If that code is critical and compute-intensive, it can be economically interesting to max out the performance. Understanding performance is contextual and depends on your need. Resource-wise, it’s always more costly to get specialized resources. The code optimizes for performance are generally more complicated to read and maintain. The question comes down to how much cost your operation time? Must your computing task be completed in a timely matter? The code giving more performance will benefit as long as you use it. What is the correct balance for you?
I never saw in my experience a case where all the code in place has to be replaced for optimization. In the performance improvement process, the optimization targets the specifics portions of the codes where intensive computing occurs. Usually, those parts of the code will be extracted and encapsulated to get all the flexibility needed to increase performance. That encapsulation will typically be integrated harmoniously via a function call to alter the existing code’s readability and separate it precisely because it will need more specialized attention.
High-performance computing, what we commonly name HPC, consists of separating the compute on many servers and can take various forms. In my opinion, high-performance computing does not exclude the need for high-performance code. In HPC, your compute process’s bottleneck will most likely be the communication between nodes or your slower process if you have a dependent process. The correct balance between workload and communication will become very critical in the case of a dependent process. This computing technic allows the management of complex algorism on a large scale. In my opinion, this ability does not facilitate or simplify the need for individual performance for each algorithm but instead adds complexity, for apparent reason. My rule of thumb is if your intense compute process can be content on one server, whit all the core available on modern CPU, I do not see a valid reason to split that process into many nodes.

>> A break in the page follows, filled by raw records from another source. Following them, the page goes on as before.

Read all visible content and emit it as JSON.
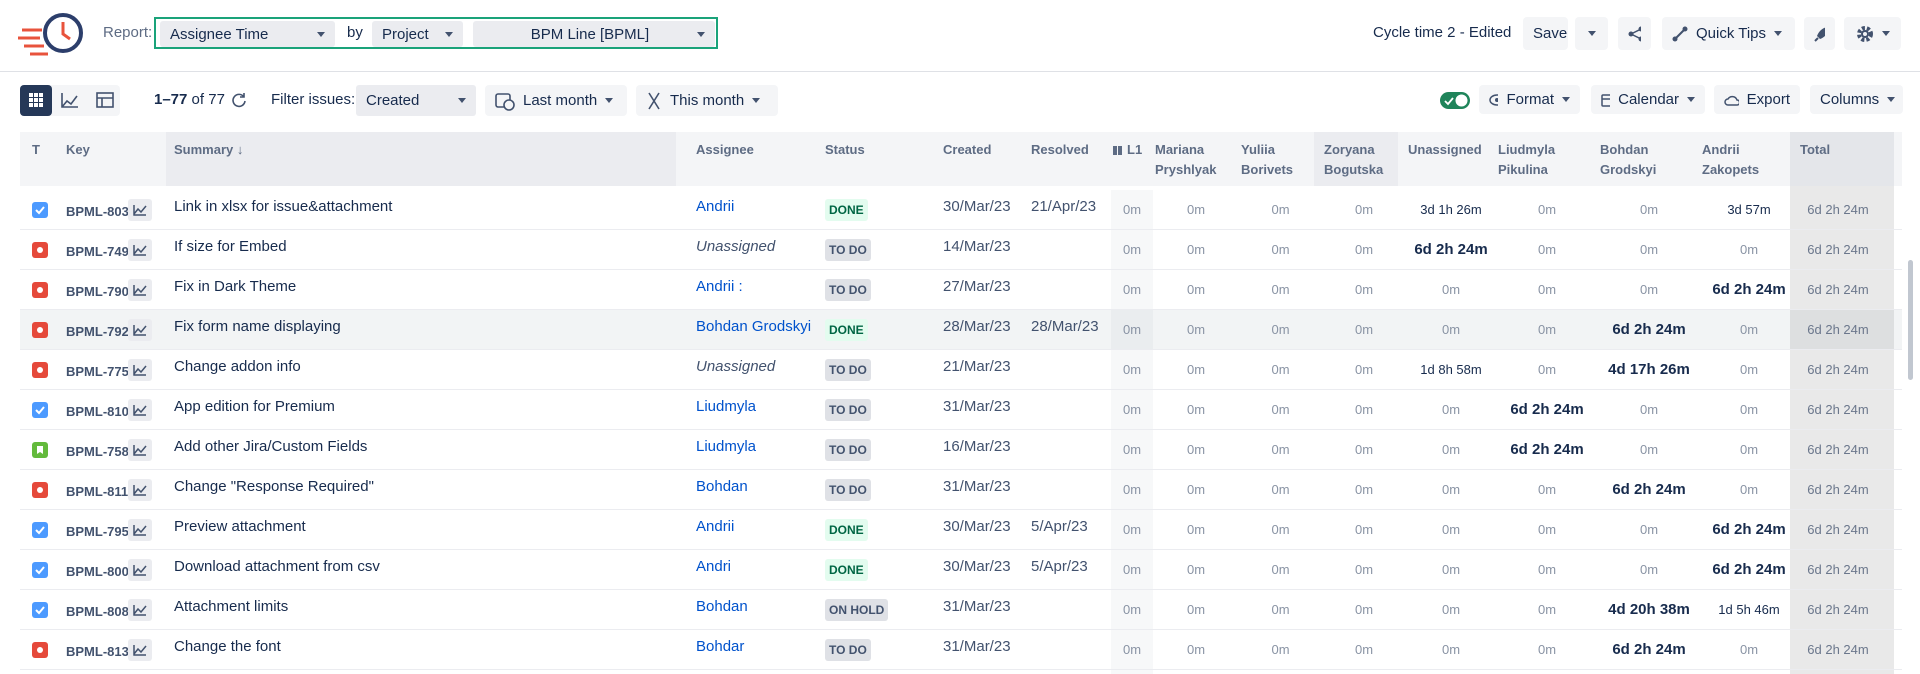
{
  "header": {
    "report_label": "Report:",
    "report_type": "Assignee Time",
    "by": "by",
    "group": "Project",
    "project": "BPM Line [BPML]",
    "config_name": "Cycle time 2 - Edited",
    "save": "Save",
    "quick_tips": "Quick Tips"
  },
  "toolbar": {
    "range": "1–77",
    "of": "of 77",
    "filter_label": "Filter issues:",
    "filter_field": "Created",
    "period_from": "Last month",
    "period_to": "This month",
    "format": "Format",
    "calendar": "Calendar",
    "export": "Export",
    "columns": "Columns"
  },
  "table": {
    "columns": [
      "T",
      "Key",
      "Summary",
      "Assignee",
      "Status",
      "Created",
      "Resolved",
      "L1",
      "Mariana Pryshlyak",
      "Yuliia Borivets",
      "Zoryana Bogutska",
      "Unassigned",
      "Liudmyla Pikulina",
      "Bohdan Grodskyi",
      "Andrii Zakopets",
      "Total"
    ],
    "rows": [
      {
        "type": "task",
        "key": "BPML-803",
        "summary": "Link in xlsx for issue&attachment",
        "assignee": "Andrii",
        "status": "DONE",
        "created": "30/Mar/23",
        "resolved": "21/Apr/23",
        "times": [
          "0m",
          "0m",
          "0m",
          "0m",
          "3d 1h 26m",
          "0m",
          "0m",
          "3d 57m"
        ],
        "emphasis": null,
        "total": "6d 2h 24m"
      },
      {
        "type": "bug",
        "key": "BPML-749",
        "summary": "If size for Embed",
        "assignee": "Unassigned",
        "status": "TO DO",
        "created": "14/Mar/23",
        "resolved": null,
        "times": [
          "0m",
          "0m",
          "0m",
          "0m",
          "6d 2h 24m",
          "0m",
          "0m",
          "0m"
        ],
        "emphasis": 4,
        "total": "6d 2h 24m"
      },
      {
        "type": "bug",
        "key": "BPML-790",
        "summary": "Fix in Dark Theme",
        "assignee": "Andrii :",
        "status": "TO DO",
        "created": "27/Mar/23",
        "resolved": null,
        "times": [
          "0m",
          "0m",
          "0m",
          "0m",
          "0m",
          "0m",
          "0m",
          "6d 2h 24m"
        ],
        "emphasis": 7,
        "total": "6d 2h 24m"
      },
      {
        "type": "bug",
        "key": "BPML-792",
        "summary": "Fix form name displaying",
        "assignee": "Bohdan Grodskyi",
        "status": "DONE",
        "created": "28/Mar/23",
        "resolved": "28/Mar/23",
        "times": [
          "0m",
          "0m",
          "0m",
          "0m",
          "0m",
          "0m",
          "6d 2h 24m",
          "0m"
        ],
        "emphasis": 6,
        "total": "6d 2h 24m"
      },
      {
        "type": "bug",
        "key": "BPML-775",
        "summary": "Change addon info",
        "assignee": "Unassigned",
        "status": "TO DO",
        "created": "21/Mar/23",
        "resolved": null,
        "times": [
          "0m",
          "0m",
          "0m",
          "0m",
          "1d 8h 58m",
          "0m",
          "4d 17h 26m",
          "0m"
        ],
        "emphasis": 6,
        "total": "6d 2h 24m"
      },
      {
        "type": "task",
        "key": "BPML-810",
        "summary": "App edition for Premium",
        "assignee": "Liudmyla",
        "status": "TO DO",
        "created": "31/Mar/23",
        "resolved": null,
        "times": [
          "0m",
          "0m",
          "0m",
          "0m",
          "0m",
          "6d 2h 24m",
          "0m",
          "0m"
        ],
        "emphasis": 5,
        "total": "6d 2h 24m"
      },
      {
        "type": "story",
        "key": "BPML-758",
        "summary": "Add other Jira/Custom Fields",
        "assignee": "Liudmyla",
        "status": "TO DO",
        "created": "16/Mar/23",
        "resolved": null,
        "times": [
          "0m",
          "0m",
          "0m",
          "0m",
          "0m",
          "6d 2h 24m",
          "0m",
          "0m"
        ],
        "emphasis": 5,
        "total": "6d 2h 24m"
      },
      {
        "type": "bug",
        "key": "BPML-811",
        "summary": "Change \"Response Required\"",
        "assignee": "Bohdan",
        "status": "TO DO",
        "created": "31/Mar/23",
        "resolved": null,
        "times": [
          "0m",
          "0m",
          "0m",
          "0m",
          "0m",
          "0m",
          "6d 2h 24m",
          "0m"
        ],
        "emphasis": 6,
        "total": "6d 2h 24m"
      },
      {
        "type": "task",
        "key": "BPML-795",
        "summary": "Preview attachment",
        "assignee": "Andrii",
        "status": "DONE",
        "created": "30/Mar/23",
        "resolved": "5/Apr/23",
        "times": [
          "0m",
          "0m",
          "0m",
          "0m",
          "0m",
          "0m",
          "0m",
          "6d 2h 24m"
        ],
        "emphasis": 7,
        "total": "6d 2h 24m"
      },
      {
        "type": "task",
        "key": "BPML-800",
        "summary": "Download attachment from csv",
        "assignee": "Andri",
        "status": "DONE",
        "created": "30/Mar/23",
        "resolved": "5/Apr/23",
        "times": [
          "0m",
          "0m",
          "0m",
          "0m",
          "0m",
          "0m",
          "0m",
          "6d 2h 24m"
        ],
        "emphasis": 7,
        "total": "6d 2h 24m"
      },
      {
        "type": "task",
        "key": "BPML-808",
        "summary": "Attachment limits",
        "assignee": "Bohdan",
        "status": "ON HOLD",
        "created": "31/Mar/23",
        "resolved": null,
        "times": [
          "0m",
          "0m",
          "0m",
          "0m",
          "0m",
          "0m",
          "4d 20h 38m",
          "1d 5h 46m"
        ],
        "emphasis": 6,
        "total": "6d 2h 24m"
      },
      {
        "type": "bug",
        "key": "BPML-813",
        "summary": "Change the font",
        "assignee": "Bohdar",
        "status": "TO DO",
        "created": "31/Mar/23",
        "resolved": null,
        "times": [
          "0m",
          "0m",
          "0m",
          "0m",
          "0m",
          "0m",
          "6d 2h 24m",
          "0m"
        ],
        "emphasis": 6,
        "total": "6d 2h 24m"
      }
    ]
  }
}
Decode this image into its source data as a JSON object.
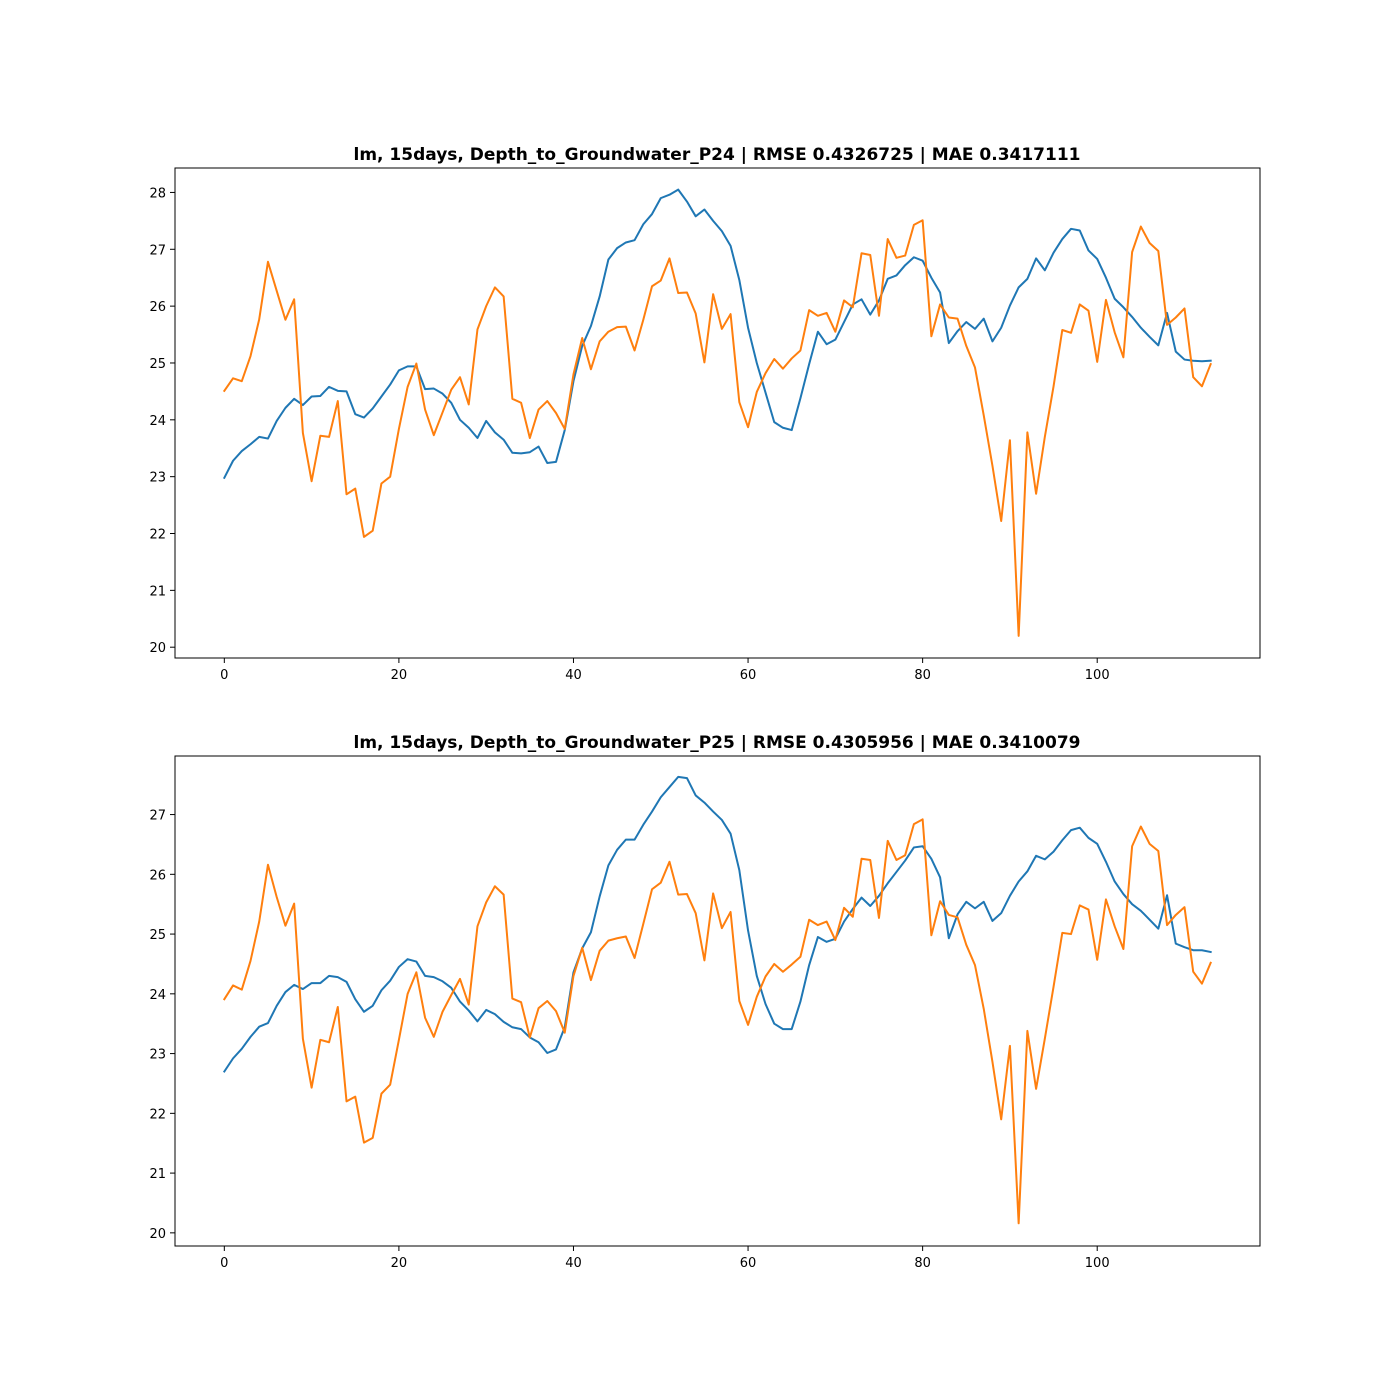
{
  "figure_background": "#ffffff",
  "series_colors": [
    "#1f77b4",
    "#ff7f0e"
  ],
  "chart_data": [
    {
      "type": "line",
      "title": "lm, 15days, Depth_to_Groundwater_P24 | RMSE 0.4326725 | MAE 0.3417111",
      "xlabel": "",
      "ylabel": "",
      "xlim": [
        -5.65,
        118.65
      ],
      "ylim": [
        19.81,
        28.43
      ],
      "xticks": [
        0,
        20,
        40,
        60,
        80,
        100
      ],
      "yticks": [
        20,
        21,
        22,
        23,
        24,
        25,
        26,
        27,
        28
      ],
      "grid": false,
      "x_start": 0,
      "series": [
        {
          "color": "#1f77b4",
          "values": [
            22.98,
            23.28,
            23.45,
            23.57,
            23.7,
            23.67,
            23.98,
            24.21,
            24.37,
            24.26,
            24.41,
            24.42,
            24.58,
            24.51,
            24.5,
            24.1,
            24.04,
            24.2,
            24.41,
            24.62,
            24.87,
            24.94,
            24.94,
            24.54,
            24.55,
            24.46,
            24.3,
            24.0,
            23.86,
            23.68,
            23.98,
            23.78,
            23.65,
            23.42,
            23.41,
            23.43,
            23.53,
            23.24,
            23.26,
            23.82,
            24.68,
            25.3,
            25.65,
            26.17,
            26.82,
            27.02,
            27.12,
            27.16,
            27.44,
            27.62,
            27.9,
            27.96,
            28.05,
            27.84,
            27.58,
            27.7,
            27.5,
            27.32,
            27.06,
            26.46,
            25.62,
            25.0,
            24.48,
            23.96,
            23.86,
            23.82,
            24.38,
            24.98,
            25.55,
            25.33,
            25.41,
            25.72,
            26.03,
            26.12,
            25.85,
            26.1,
            26.48,
            26.54,
            26.72,
            26.86,
            26.8,
            26.5,
            26.24,
            25.35,
            25.56,
            25.72,
            25.6,
            25.78,
            25.38,
            25.62,
            26.01,
            26.33,
            26.48,
            26.84,
            26.63,
            26.94,
            27.18,
            27.36,
            27.33,
            26.98,
            26.83,
            26.5,
            26.13,
            25.98,
            25.81,
            25.62,
            25.46,
            25.31,
            25.88,
            25.2,
            25.06,
            25.04,
            25.03,
            25.04
          ]
        },
        {
          "color": "#ff7f0e",
          "values": [
            24.51,
            24.73,
            24.68,
            25.12,
            25.77,
            26.78,
            26.27,
            25.76,
            26.12,
            23.77,
            22.92,
            23.72,
            23.7,
            24.33,
            22.69,
            22.79,
            21.94,
            22.05,
            22.88,
            23.0,
            23.84,
            24.58,
            24.99,
            24.18,
            23.73,
            24.13,
            24.53,
            24.75,
            24.27,
            25.59,
            26.0,
            26.33,
            26.17,
            24.37,
            24.3,
            23.68,
            24.18,
            24.33,
            24.12,
            23.84,
            24.8,
            25.44,
            24.89,
            25.38,
            25.55,
            25.63,
            25.64,
            25.22,
            25.76,
            26.35,
            26.45,
            26.84,
            26.23,
            26.24,
            25.87,
            25.01,
            26.21,
            25.6,
            25.86,
            24.31,
            23.87,
            24.49,
            24.82,
            25.07,
            24.9,
            25.08,
            25.22,
            25.93,
            25.83,
            25.88,
            25.55,
            26.1,
            25.98,
            26.93,
            26.9,
            25.83,
            27.18,
            26.85,
            26.89,
            27.43,
            27.51,
            25.47,
            26.03,
            25.8,
            25.78,
            25.3,
            24.92,
            24.08,
            23.19,
            22.22,
            23.64,
            20.2,
            23.78,
            22.7,
            23.7,
            24.59,
            25.58,
            25.53,
            26.03,
            25.92,
            25.02,
            26.11,
            25.54,
            25.1,
            26.95,
            27.4,
            27.11,
            26.97,
            25.67,
            25.8,
            25.96,
            24.75,
            24.59,
            24.98
          ]
        }
      ]
    },
    {
      "type": "line",
      "title": "lm, 15days, Depth_to_Groundwater_P25 | RMSE 0.4305956 | MAE 0.3410079",
      "xlabel": "",
      "ylabel": "",
      "xlim": [
        -5.65,
        118.65
      ],
      "ylim": [
        19.78,
        27.98
      ],
      "xticks": [
        0,
        20,
        40,
        60,
        80,
        100
      ],
      "yticks": [
        20,
        21,
        22,
        23,
        24,
        25,
        26,
        27,
        28
      ],
      "grid": false,
      "x_start": 0,
      "series": [
        {
          "color": "#1f77b4",
          "values": [
            22.7,
            22.92,
            23.08,
            23.28,
            23.45,
            23.51,
            23.8,
            24.03,
            24.15,
            24.08,
            24.18,
            24.18,
            24.3,
            24.28,
            24.2,
            23.91,
            23.7,
            23.8,
            24.06,
            24.22,
            24.45,
            24.58,
            24.54,
            24.3,
            24.28,
            24.21,
            24.1,
            23.87,
            23.72,
            23.54,
            23.73,
            23.66,
            23.53,
            23.44,
            23.41,
            23.27,
            23.19,
            23.01,
            23.07,
            23.44,
            24.36,
            24.76,
            25.03,
            25.63,
            26.15,
            26.41,
            26.58,
            26.58,
            26.83,
            27.05,
            27.29,
            27.46,
            27.63,
            27.61,
            27.32,
            27.2,
            27.05,
            26.91,
            26.68,
            26.07,
            25.06,
            24.3,
            23.83,
            23.5,
            23.41,
            23.41,
            23.87,
            24.48,
            24.95,
            24.87,
            24.92,
            25.21,
            25.42,
            25.61,
            25.47,
            25.64,
            25.85,
            26.04,
            26.23,
            26.45,
            26.47,
            26.26,
            25.95,
            24.93,
            25.33,
            25.54,
            25.43,
            25.54,
            25.22,
            25.35,
            25.64,
            25.88,
            26.05,
            26.31,
            26.25,
            26.38,
            26.57,
            26.74,
            26.78,
            26.61,
            26.51,
            26.21,
            25.88,
            25.67,
            25.5,
            25.39,
            25.24,
            25.09,
            25.65,
            24.84,
            24.78,
            24.73,
            24.73,
            24.7
          ]
        },
        {
          "color": "#ff7f0e",
          "values": [
            23.91,
            24.14,
            24.07,
            24.55,
            25.21,
            26.16,
            25.62,
            25.14,
            25.51,
            23.25,
            22.43,
            23.23,
            23.19,
            23.78,
            22.2,
            22.28,
            21.51,
            21.59,
            22.33,
            22.48,
            23.23,
            24.0,
            24.36,
            23.6,
            23.28,
            23.7,
            23.98,
            24.25,
            23.82,
            25.13,
            25.53,
            25.8,
            25.66,
            23.92,
            23.86,
            23.27,
            23.76,
            23.88,
            23.71,
            23.35,
            24.3,
            24.77,
            24.23,
            24.72,
            24.89,
            24.93,
            24.96,
            24.6,
            25.17,
            25.75,
            25.86,
            26.21,
            25.66,
            25.67,
            25.35,
            24.56,
            25.68,
            25.1,
            25.37,
            23.88,
            23.48,
            23.95,
            24.29,
            24.5,
            24.37,
            24.49,
            24.62,
            25.24,
            25.15,
            25.21,
            24.9,
            25.44,
            25.29,
            26.26,
            26.24,
            25.27,
            26.56,
            26.24,
            26.32,
            26.84,
            26.92,
            24.98,
            25.55,
            25.32,
            25.28,
            24.82,
            24.48,
            23.75,
            22.86,
            21.9,
            23.13,
            20.16,
            23.38,
            22.41,
            23.25,
            24.12,
            25.02,
            25.0,
            25.48,
            25.41,
            24.57,
            25.58,
            25.13,
            24.75,
            26.47,
            26.8,
            26.51,
            26.39,
            25.15,
            25.32,
            25.45,
            24.37,
            24.17,
            24.52
          ]
        }
      ]
    }
  ]
}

Please do not take me wrong. Accordingly, that does not mean that process should not run on multiple servers for different simultaneous analyses or redundancy. That means your strategies have to work against reducing dependency between nodes. In a large dataset, it becomes challenging to achieve none dependency and is totally understandable.
A chain is no stronger than its weakest link; in your code review, or when you code some critical code, never forget this in your architecture design. If you benchmark your code correctly, you should be identifying this weakest link. Obviously, no one likes to wait, and time is money, so always keep in mind your need for performance.